Trek/Feminist Links: Winter 2013/2014

Time to share some more great things I’ve been reading that I thought you might be interested in!

I thought this was a really interesting article, outlining what the author, Noah Berlatsky, sees as four main ways Hollywood sci-fi handles race. They are:

  1. Metaphor (as in The X-Men or TOS’ “Let That Be Your Last Battlefield”
  2. Tokenism (again, something you can see on Star Trek and Berlatsky argues also applies to Billy Dee Williams as Lando Calrissian)
  3. Diversity – imagining a world where whiteness is not the default. Berlatsky points out this almost never happens in Hollywood but some SF writers like Ursula K. Le Guin do this frequently
  4. Direct approach where racial issues in Sci Fi are dealt with “as if they are affected by or continuous with racial struggles in the present”. He cites Hunger Games as an example, where District 11 is presented as a segregated, impoverished black district, implying racial discrimination.

Tom Hawking at Flavorwire has another interesting response that I think is complementary, pointing out the need to better acknowledge the science fiction being created by people of colour.
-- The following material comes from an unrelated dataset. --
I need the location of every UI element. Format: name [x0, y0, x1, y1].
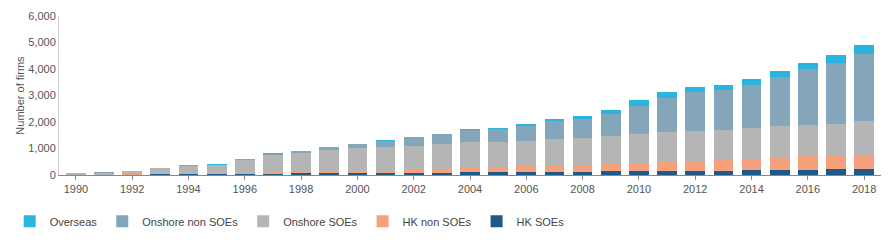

I think it’s a very fair case to make that creators  – especially white people working on Hollywood movies and mainstream TV – should consider why it feels more comfortable to avoid addressing racial issues directly and take action to improve representations of people of colour in terms of quantity and quality.

I do take a bit of issue with Berlatsky saying Uhura “backfired” in TOS because she was too tokenized. Certainly the TOS creators could’ve done more with Uhura, but she was still a hugely important character.

Berlatsky points out the techniques above can each be used well or poorly (For example, I would argue “Let That Be Your Last Battlefield” would be metaphor being used well). Can you think of other ways we see these methods used in Star Trek, for good or bad?

What is significant about fan fiction is that it often spins the kind of stories that showrunners wouldn’t think to tell, because fanficcers often come from a different demographic. The discomfort seems to be not that the shows are being reinterpreted by fans, but that they are being reinterpreted by the wrong sorts of fans – women, people of colour, queer kids, horny teenagers, people who are not professional writers, people who actually care about continuity (sorry). The proper way for cultural mythmaking to progress, it is implied, is for privileged men to recreate the works of privileged men from previous generations whilst everyone else listens quietly.